Yield 8 to 10 servings


  • 1 pound ground chuck
  • 3 stalks celery, chopped
  • 2 medium onions, chopped
  • 1 medium-size green pepper, seeded and chopped
  • 1/4 cup butter or margarine
  • 1 (6-ounce) can tomato paste
  • 1 cup water
  • 1/4 teaspoon basil leaves
  • 1 teaspoon salt
  • 1/4 teaspoon pepper
  • 1 bay leaf
  • 2 (5-ounce) packages wide egg noodles, cooked and drained
  • 1 1/2 cups soft breadcrumbs
  • 1 cup (4 ounces) shredded sharp Cheddar cheese

How to Make It

  1. Sauté meat, celery, onion, and green pepper in butter in a large skillet over low heat until meat is browned, stirring to crumble.

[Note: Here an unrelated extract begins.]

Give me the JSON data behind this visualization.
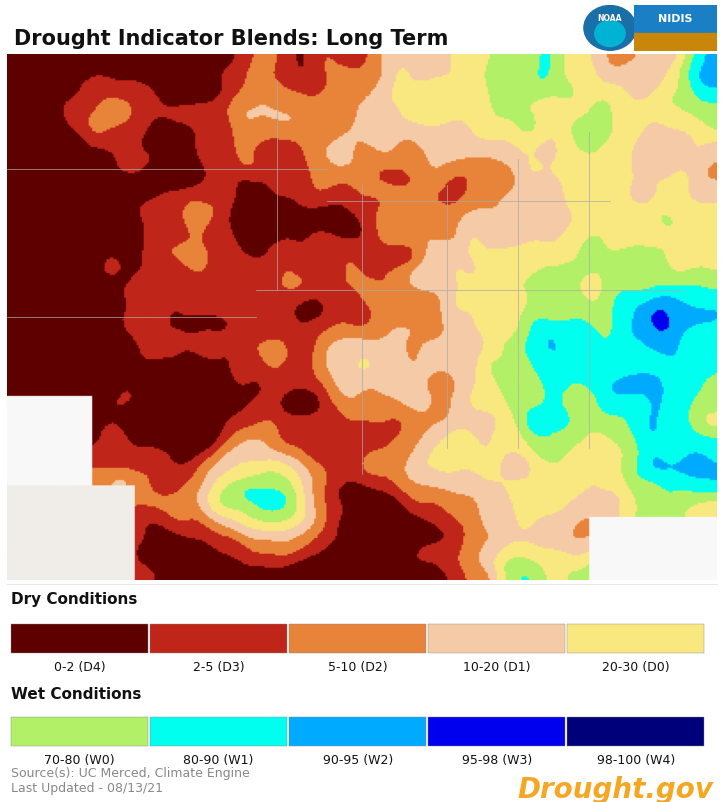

Drain off pan drippings. Add tomato paste, water, basil, salt, pepper, and bay leaf; reduce heat and simmer, uncovered, 5 minutes. Remove bay leaf, and discard.

  2. Place cooked noodles in a lightly greased 2 1/2-quart shallow baking dish. Spoon meat mixture over noodles; sprinkle breadcrumbs and cheese over top. Bake, uncovered, at 375° for 20 minutes or until cheese melts.